Edit: Also, your numbers are quite simply incorrect. The 70% of sunlight that doesn’t bounce back into space is about 35,000TW, far from the hundreds of trillions of terawatts you claim. At 2.3% energy growth for the next 275 years, we’ll be adding 7,000TW to this number. That is easily enough to noticeably increase Earth’s equilibrium temperature, and far less than this will be necessary to do so given greenhouse gases which reduce our ability to radiate heat into space.
The Earth receives 340 W / m^2 on average (not accounting for albedo) [1]. The surface area of the Earth is 510 trillion m^2. Humans release 160,000 TWh / year (18.5 TW) [2]. That means the input power from the sun is 9350x what humans release into the atmosphere. If wind and solar play a larger role in the energy mix then the picture looks even better. I can't see how humans could increase power consumption by multiple orders of magnitude without solving so many other (more difficult) problems. Even if we did, playing games with albedo and/or orbital sunshades are on the table with the comparatively meager means we have today. Any future society using that much power surely could address these issues with ease.
Also, expecting constant growth for the next 275 years isn't really a good projection of current trends. We're already seeing negative 2nd derivatives in energy production and population. There is nowhere left to expand in to. The world has become very small very fast.
1. https://earthobservatory.nasa.gov/features/EnergyBalance/pag...
The whole point of this debate was that fusion will not unleash a new era of unlimited cheap energy. My argument is that not only will it not, it can not. Will we have more energy available to us than before? Certainly. But all it will do is push us closer to fundamental thermodynamic limits of the Earth's ability to radiate excess heat into space.

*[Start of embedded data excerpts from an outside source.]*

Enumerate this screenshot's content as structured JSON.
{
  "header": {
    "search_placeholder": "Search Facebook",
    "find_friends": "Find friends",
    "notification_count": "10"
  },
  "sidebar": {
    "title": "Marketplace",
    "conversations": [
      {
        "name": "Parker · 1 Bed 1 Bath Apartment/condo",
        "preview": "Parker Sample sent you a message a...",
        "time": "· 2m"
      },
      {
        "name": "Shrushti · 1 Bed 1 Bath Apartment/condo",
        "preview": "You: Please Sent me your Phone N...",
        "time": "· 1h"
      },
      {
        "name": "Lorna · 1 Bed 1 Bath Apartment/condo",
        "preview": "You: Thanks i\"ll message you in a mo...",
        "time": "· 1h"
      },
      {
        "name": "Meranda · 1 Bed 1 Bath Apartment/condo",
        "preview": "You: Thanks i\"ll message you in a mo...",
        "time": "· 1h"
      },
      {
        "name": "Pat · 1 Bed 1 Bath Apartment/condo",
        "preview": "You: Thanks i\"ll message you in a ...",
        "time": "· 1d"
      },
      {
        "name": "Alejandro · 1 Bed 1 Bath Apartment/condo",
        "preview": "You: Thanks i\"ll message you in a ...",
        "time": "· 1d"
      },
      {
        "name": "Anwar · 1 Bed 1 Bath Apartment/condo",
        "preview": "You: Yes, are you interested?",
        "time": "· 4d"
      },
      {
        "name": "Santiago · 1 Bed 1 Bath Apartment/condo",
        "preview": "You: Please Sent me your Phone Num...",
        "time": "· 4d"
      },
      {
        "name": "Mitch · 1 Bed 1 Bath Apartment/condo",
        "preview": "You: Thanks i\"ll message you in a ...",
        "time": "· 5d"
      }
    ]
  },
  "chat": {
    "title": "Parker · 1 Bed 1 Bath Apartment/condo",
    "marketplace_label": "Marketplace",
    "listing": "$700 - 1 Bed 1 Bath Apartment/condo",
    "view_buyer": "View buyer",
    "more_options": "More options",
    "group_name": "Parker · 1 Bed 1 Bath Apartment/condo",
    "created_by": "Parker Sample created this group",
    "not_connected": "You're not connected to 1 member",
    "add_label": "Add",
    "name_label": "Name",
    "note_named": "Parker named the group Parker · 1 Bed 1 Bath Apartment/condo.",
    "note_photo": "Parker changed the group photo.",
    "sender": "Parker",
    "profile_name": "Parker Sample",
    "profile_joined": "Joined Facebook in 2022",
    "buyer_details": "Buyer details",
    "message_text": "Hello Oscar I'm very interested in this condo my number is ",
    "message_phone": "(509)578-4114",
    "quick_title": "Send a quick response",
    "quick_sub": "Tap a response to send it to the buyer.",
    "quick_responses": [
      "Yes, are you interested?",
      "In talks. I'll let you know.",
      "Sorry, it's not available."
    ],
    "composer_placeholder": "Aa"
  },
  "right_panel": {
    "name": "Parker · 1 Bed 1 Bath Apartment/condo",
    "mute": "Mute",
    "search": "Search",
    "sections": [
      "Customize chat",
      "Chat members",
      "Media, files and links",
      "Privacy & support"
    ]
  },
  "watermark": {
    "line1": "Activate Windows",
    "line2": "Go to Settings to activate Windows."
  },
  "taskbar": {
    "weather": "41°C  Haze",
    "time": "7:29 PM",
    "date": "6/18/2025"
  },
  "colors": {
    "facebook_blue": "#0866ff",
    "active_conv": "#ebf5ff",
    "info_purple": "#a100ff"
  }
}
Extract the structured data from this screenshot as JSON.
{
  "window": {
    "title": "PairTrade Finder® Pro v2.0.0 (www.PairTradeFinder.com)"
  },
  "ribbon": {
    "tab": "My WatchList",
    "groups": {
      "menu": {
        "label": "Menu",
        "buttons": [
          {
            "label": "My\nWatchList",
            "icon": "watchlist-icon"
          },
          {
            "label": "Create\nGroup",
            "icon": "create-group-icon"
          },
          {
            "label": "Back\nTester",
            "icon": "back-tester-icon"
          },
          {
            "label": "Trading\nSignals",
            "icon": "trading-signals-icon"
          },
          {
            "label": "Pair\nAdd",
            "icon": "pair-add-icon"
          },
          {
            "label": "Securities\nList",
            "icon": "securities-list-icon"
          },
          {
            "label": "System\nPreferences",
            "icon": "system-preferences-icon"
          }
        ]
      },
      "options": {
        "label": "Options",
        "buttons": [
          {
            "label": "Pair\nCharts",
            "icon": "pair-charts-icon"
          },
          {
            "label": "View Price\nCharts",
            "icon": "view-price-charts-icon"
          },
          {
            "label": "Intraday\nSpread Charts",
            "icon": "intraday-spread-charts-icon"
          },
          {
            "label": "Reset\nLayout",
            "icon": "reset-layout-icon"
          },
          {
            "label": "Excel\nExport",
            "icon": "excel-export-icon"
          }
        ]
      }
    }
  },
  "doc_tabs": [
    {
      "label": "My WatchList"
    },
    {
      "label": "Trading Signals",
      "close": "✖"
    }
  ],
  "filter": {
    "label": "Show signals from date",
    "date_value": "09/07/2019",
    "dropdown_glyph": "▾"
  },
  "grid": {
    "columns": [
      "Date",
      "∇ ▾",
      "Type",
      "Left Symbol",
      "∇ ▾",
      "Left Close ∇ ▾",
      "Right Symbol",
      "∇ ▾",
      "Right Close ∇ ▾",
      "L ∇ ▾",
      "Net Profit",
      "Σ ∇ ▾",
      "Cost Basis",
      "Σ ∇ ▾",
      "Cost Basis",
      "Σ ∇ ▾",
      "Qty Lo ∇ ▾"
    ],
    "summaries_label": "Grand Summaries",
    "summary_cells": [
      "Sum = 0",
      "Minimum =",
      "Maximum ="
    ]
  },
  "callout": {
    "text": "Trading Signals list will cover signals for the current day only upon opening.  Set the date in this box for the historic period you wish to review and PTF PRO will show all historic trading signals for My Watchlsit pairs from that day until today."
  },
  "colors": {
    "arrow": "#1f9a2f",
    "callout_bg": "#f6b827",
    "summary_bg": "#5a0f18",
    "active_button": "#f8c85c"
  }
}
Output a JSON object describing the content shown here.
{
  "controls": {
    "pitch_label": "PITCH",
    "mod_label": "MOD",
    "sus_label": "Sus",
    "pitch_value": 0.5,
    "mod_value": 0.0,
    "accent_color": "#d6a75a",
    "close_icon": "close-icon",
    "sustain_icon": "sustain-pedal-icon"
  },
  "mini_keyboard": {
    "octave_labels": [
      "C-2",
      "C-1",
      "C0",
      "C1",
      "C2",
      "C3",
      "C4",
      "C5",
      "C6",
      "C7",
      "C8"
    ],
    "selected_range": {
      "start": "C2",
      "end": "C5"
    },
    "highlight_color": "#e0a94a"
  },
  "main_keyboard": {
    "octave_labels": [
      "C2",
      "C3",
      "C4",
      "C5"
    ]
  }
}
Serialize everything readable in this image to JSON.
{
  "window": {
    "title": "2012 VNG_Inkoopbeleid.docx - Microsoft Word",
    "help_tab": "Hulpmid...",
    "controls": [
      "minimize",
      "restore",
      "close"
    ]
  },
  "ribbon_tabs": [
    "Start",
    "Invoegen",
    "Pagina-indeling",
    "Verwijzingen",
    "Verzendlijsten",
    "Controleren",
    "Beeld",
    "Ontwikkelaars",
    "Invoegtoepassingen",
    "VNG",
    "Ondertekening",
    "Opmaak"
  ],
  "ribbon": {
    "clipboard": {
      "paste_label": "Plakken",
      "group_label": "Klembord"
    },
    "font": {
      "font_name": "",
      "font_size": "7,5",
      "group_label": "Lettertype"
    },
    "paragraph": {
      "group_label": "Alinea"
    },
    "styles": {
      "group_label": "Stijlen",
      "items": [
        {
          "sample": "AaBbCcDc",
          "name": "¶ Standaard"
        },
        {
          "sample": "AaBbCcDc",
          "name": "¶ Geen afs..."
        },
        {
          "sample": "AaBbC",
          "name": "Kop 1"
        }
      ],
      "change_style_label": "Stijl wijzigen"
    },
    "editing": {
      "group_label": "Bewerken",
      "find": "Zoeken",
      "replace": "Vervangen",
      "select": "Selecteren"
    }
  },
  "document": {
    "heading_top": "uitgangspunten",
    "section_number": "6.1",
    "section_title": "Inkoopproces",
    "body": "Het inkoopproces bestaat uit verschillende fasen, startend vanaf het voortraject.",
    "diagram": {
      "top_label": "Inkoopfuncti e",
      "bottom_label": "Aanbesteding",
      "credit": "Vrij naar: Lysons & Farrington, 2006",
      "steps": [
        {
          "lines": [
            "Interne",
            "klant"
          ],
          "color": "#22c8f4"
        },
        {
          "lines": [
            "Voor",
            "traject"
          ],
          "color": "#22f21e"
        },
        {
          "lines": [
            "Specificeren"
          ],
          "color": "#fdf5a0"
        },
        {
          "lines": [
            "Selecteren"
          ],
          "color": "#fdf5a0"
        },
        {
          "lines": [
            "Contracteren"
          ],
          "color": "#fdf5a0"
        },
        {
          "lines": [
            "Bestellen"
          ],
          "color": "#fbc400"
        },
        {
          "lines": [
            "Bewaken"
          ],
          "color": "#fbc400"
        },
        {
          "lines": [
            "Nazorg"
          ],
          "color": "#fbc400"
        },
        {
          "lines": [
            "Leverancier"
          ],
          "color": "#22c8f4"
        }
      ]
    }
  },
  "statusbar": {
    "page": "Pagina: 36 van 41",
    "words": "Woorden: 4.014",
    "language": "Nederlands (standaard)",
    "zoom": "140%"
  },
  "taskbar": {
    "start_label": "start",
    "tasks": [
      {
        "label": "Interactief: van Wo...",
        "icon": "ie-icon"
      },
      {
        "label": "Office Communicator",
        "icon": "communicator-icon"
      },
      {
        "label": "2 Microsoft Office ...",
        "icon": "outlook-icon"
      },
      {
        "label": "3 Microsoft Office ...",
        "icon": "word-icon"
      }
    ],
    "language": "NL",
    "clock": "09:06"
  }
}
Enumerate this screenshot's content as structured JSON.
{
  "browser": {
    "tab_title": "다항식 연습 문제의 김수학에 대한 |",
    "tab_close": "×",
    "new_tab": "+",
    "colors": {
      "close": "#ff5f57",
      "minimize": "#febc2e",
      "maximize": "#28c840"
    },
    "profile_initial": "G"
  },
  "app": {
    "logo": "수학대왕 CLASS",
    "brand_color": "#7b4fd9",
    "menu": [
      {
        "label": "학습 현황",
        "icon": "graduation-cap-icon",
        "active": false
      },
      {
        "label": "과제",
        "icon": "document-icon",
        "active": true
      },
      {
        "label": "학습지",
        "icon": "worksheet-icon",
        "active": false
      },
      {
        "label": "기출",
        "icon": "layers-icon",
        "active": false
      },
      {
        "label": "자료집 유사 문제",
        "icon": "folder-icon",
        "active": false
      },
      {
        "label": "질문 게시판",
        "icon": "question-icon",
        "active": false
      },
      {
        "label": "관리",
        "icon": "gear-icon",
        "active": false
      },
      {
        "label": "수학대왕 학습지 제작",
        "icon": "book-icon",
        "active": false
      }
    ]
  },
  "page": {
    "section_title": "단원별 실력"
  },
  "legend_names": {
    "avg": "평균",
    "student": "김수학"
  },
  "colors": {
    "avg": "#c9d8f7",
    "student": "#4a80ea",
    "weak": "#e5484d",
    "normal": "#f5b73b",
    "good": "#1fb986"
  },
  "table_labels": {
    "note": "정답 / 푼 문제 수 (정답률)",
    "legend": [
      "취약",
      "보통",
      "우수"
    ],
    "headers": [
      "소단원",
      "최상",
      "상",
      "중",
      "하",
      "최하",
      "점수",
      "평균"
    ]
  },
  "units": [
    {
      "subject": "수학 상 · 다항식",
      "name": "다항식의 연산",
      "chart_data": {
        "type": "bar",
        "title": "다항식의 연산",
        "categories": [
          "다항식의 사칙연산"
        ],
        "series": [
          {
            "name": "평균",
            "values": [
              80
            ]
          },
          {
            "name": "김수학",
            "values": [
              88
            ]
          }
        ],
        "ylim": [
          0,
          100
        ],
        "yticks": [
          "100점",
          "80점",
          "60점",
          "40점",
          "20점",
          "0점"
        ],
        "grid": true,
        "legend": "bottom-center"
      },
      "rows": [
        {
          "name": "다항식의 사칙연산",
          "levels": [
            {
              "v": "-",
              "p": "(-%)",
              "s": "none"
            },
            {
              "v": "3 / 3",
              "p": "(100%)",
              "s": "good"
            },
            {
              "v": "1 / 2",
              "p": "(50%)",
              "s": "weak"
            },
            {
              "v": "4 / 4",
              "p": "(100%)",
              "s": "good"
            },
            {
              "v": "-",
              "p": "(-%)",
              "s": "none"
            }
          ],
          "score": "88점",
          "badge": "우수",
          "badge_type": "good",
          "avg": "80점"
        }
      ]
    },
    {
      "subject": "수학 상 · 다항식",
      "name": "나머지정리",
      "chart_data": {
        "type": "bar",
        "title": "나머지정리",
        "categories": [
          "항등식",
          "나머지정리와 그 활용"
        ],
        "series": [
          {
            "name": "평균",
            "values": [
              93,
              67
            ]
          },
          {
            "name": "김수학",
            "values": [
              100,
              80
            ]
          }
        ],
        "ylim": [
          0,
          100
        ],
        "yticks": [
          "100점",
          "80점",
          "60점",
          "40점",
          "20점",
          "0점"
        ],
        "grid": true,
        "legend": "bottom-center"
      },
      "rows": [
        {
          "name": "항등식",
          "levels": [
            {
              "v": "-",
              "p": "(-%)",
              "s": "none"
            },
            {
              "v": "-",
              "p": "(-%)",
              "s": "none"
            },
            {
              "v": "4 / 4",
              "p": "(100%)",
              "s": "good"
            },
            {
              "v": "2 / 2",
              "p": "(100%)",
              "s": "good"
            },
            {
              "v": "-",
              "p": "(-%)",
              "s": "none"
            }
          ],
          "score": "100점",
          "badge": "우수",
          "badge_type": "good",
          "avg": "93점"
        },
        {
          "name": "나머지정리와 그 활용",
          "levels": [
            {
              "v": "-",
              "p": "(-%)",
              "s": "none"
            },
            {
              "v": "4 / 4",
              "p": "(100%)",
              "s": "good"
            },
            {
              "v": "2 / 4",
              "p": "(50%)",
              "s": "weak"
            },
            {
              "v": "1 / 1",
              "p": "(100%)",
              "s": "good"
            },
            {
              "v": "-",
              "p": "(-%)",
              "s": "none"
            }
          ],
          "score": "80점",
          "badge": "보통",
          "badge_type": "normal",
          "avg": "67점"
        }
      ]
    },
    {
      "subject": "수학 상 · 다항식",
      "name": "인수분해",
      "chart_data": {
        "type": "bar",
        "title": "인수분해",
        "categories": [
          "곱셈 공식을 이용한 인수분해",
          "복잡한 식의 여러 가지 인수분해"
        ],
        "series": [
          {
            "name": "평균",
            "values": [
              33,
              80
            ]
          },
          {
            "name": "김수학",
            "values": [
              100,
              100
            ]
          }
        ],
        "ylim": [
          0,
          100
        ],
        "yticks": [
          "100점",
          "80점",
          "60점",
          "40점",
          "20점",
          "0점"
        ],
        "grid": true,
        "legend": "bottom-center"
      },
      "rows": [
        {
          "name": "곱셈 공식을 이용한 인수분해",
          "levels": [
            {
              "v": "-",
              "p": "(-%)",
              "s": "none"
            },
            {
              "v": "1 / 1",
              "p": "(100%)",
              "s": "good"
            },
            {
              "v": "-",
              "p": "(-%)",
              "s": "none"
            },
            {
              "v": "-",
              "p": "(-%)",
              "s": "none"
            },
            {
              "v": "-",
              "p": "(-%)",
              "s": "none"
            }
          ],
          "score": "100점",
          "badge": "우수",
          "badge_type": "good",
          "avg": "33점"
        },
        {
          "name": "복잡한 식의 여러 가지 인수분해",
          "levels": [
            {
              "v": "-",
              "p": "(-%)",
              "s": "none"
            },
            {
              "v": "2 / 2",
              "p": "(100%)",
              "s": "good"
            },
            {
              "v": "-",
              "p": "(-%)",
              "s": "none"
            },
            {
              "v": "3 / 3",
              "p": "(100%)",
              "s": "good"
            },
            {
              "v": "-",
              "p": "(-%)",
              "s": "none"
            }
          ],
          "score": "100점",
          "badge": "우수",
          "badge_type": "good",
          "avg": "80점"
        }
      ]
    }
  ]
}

Replacing 18.5TW of current power generation with 185TW (10x!) of fusion capacity will already start putting us frighteningly close to those limits. 10x on top of what we have today sounds like a lot, but nearly 90% of the global population today lives in poverty. Bringing them up to a developed-world standard of living will likely eat up well over 100% of that additional budget. Can we augment that with solar? Certainly! But this is hardly "unlimited" energy. A 10-fold increase in energy output will buy us maybe 150 more years of growth.
You may not be happy with it it, but this is the graph of Earth's equilibrium temperature given a consistent 2.3% annual increase in (non-solar) power generation:
https://dothemath.ucsd.edu/wp-content/uploads/2011/07/tmp.pn...
I encourage you to run the numbers yourself. They are correct. And this is treating the Earth as a perfect blackbody which it is not. These numbers are worse when you consider greenhouse gases, even if we manage to somehow go back to pre-industrial levels of carbon in our atmosphere.